China shot the latest salvo after levying tariffs on $60 billion in U.S. imports, beginning June 1. That follows the U.S.'s own increased tariffs on Chinese goods late last week.
Jim Cramer, host of CNBC's "Mad Money," says the markets should calm down once investors realize they are unfairly punishing stocks unaffected by the trade conflict.
"It's very obvious that people are saying it's restricted to a bunch of companies that do a lot of business in China and they include Xilinx, they include Caterpillar and you get Apple and you get Boeing and then people come to their senses and saying why are we selling Darden, Olive Garden. It really doesn't make any sense to sell Verizon. Why are we selling AT&T other than the fact that maybe they're losing subs? Why are we selling a lot of retailers that do no business in China and the answer is because the market is tanking, it's the futures. The futures don't know any better.

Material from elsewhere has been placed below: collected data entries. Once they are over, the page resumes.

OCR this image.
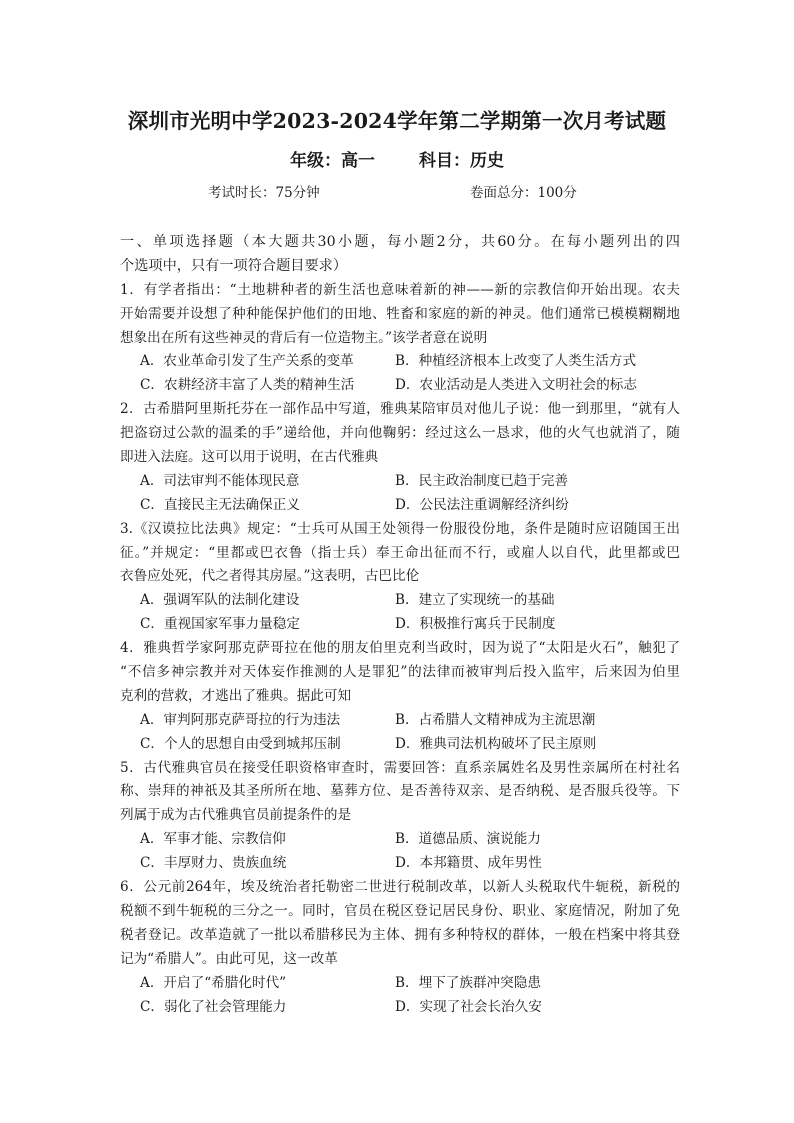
深圳市光明中学2023-2024学年第二学期第一次月考试题
年级：高一	科目：历史
考试时长：75分钟	卷面总分：100分
一、单项选择题（本大题共30小题，每小题2分，共60分。在每小题列出的四
个选项中，只有一项符合题目要求）
1．有学者指出：“土地耕种者的新生活也意味着新的神——新的宗教信仰开始出现。农夫
开始需要并设想了种种能保护他们的田地、牲畜和家庭的新的神灵。他们通常已模模糊糊地
想象出在所有这些神灵的背后有一位造物主。”该学者意在说明
A．农业革命引发了生产关系的变革	B．种植经济根本上改变了人类生活方式
C．农耕经济丰富了人类的精神生活	D．农业活动是人类进入文明社会的标志
2．古希腊阿里斯托芬在一部作品中写道，雅典某陪审员对他儿子说：他一到那里，“就有人
把盗窃过公款的温柔的手”递给他，并向他鞠躬：经过这么一恳求，他的火气也就消了，随
即进入法庭。这可以用于说明，在古代雅典
A．司法审判不能体现民意	B．民主政治制度已趋于完善
C．直接民主无法确保正义	D．公民法注重调解经济纠纷
3.《汉谟拉比法典》规定：“士兵可从国王处领得一份服役份地，条件是随时应诏随国王出
征。”并规定：“里都或巴衣鲁（指士兵）奉王命出征而不行，或雇人以自代，此里都或巴
衣鲁应处死，代之者得其房屋。”这表明，古巴比伦
A．强调军队的法制化建设	B．建立了实现统一的基础
C．重视国家军事力量稳定	D．积极推行寓兵于民制度
4．雅典哲学家阿那克萨哥拉在他的朋友伯里克利当政时，因为说了“太阳是火石”，触犯了
“不信多神宗教并对天体妄作推测的人是罪犯”的法律而被审判后投入监牢，后来因为伯里
克利的营救，才逃出了雅典。据此可知
A．审判阿那克萨哥拉的行为违法	B．占希腊人文精神成为主流思潮
C．个人的思想自由受到城邦压制	D．雅典司法机构破坏了民主原则
5．古代雅典官员在接受任职资格审查时，需要回答：直系亲属姓名及男性亲属所在村社名
称、崇拜的神祇及其圣所所在地、墓葬方位、是否善待双亲、是否纳税、是否服兵役等。下
列属于成为古代雅典官员前提条件的是
A．军事才能、宗教信仰	B．道德品质、演说能力
C．丰厚财力、贵族血统	D．本邦籍贯、成年男性
6．公元前264年，埃及统治者托勒密二世进行税制改革，以新人头税取代牛轭税，新税的
税额不到牛轭税的三分之一。同时，官员在税区登记居民身份、职业、家庭情况，附加了免
税者登记。改革造就了一批以希腊移民为主体、拥有多种特权的群体，一般在档案中将其登
记为“希腊人”。由此可见，这一改革
A．开启了“希腊化时代”	B．埋下了族群冲突隐患
C．弱化了社会管理能力	D．实现了社会长治久安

The market will stabilize once we see Apple stabilize."
Neel Kashkari, president of the Federal Reserve Bank of Minneapolis, says the economy remains in good shape despite the trade hit.
"So far there's been a lot of bluster on both sides about trade over the past couple of years. We haven't seen much evidence that is showing up in the aggregate economic statistics … Both China and the U.S. have far more to lose and I'm hopeful that cooler heads will prevail and this won't go down a very nasty path. Obviously if it's the worst case scenario and it's ever increasing tariffs for an extended period of time, that could change things, that could have a real effect on U.S. GDP growth but right now I'm not seeing it so for one I'm in wait and see mode."

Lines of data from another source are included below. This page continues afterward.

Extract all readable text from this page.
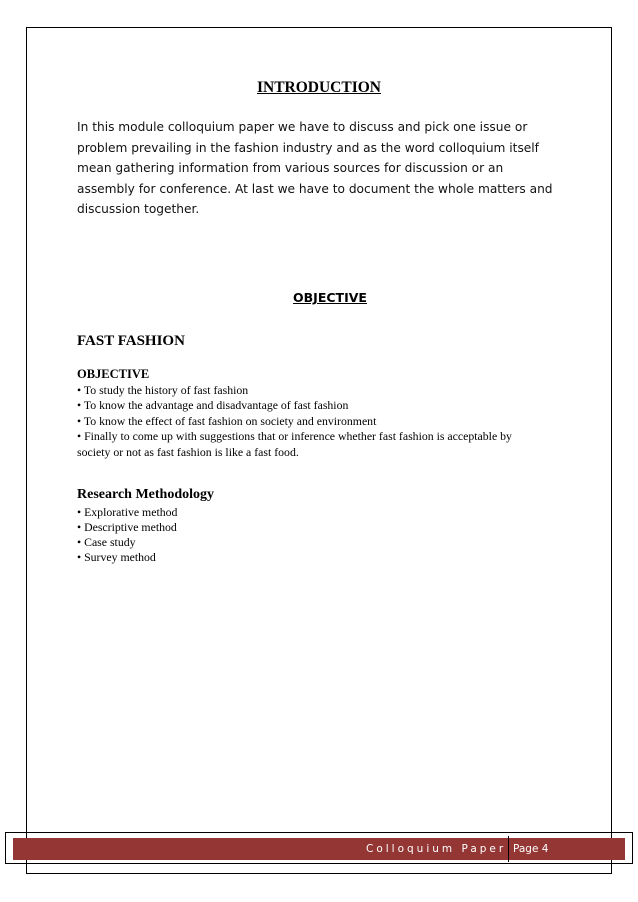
INTRODUCTION

In this module colloquium paper we have to discuss and pick one issue or

problem prevailing in the fashion industry and as the word colloquium itself

mean gathering information from various sources for discussion or an

assembly for conference. At last we have to document the whole matters and

discussion together.

OBJECTIVE
FAST FASHION
OBJECTIVE
• To study the history of fast fashion
• To know the advantage and disadvantage of fast fashion
• To know the effect of fast fashion on society and environment
• Finally to come up with suggestions that or inference whether fast fashion is acceptable by
society or not as fast fashion is like a fast food.
Research Methodology
• Explorative method
• Descriptive method
• Case study
• Survey method
Colloquium Paper Page 4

Krishna Memani, chief investment officer at Oppenheimer Funds, says economic policy should continue to support markets over the longer term.
"I think the trend for the markets overall from a long-term perspective is still up. The two things in the last 10 years that have mattered the most is the Fed's support of the U.S. economy and the Chinese support of the Chinese economy through stimulus. Both of those things stand. So the right model for dealing with the trade deal is the way Europe has dealt with Brexit which is it's a gift that keeps on giving and it's probably going to be the case for a reasonable amount of time. Underneath that though, we will have continued policy support and probably the economy continues to grow."
Anastasia Amoroso, global investment strategist at JPMorgan Private Bank, says market confidence that a trade deal will be reached concerns her.
"We will have to acknowledge that the market is not prepared for the deal to fall apart here because if you ask most people they would tell you that there's 80% odds that the deal is going to get done mid-May and that is not the case so that's what worries me a little bit near term. And also, if you look at valuation of assets, we are slightly overvalued relative to where the economic data is. But then on the other hand, I look at positioning and it's certainly not where it was stretched back to late 2018 levels so for that reason I think the downside could be shallower and certainly not 20% but maybe in the 10% range."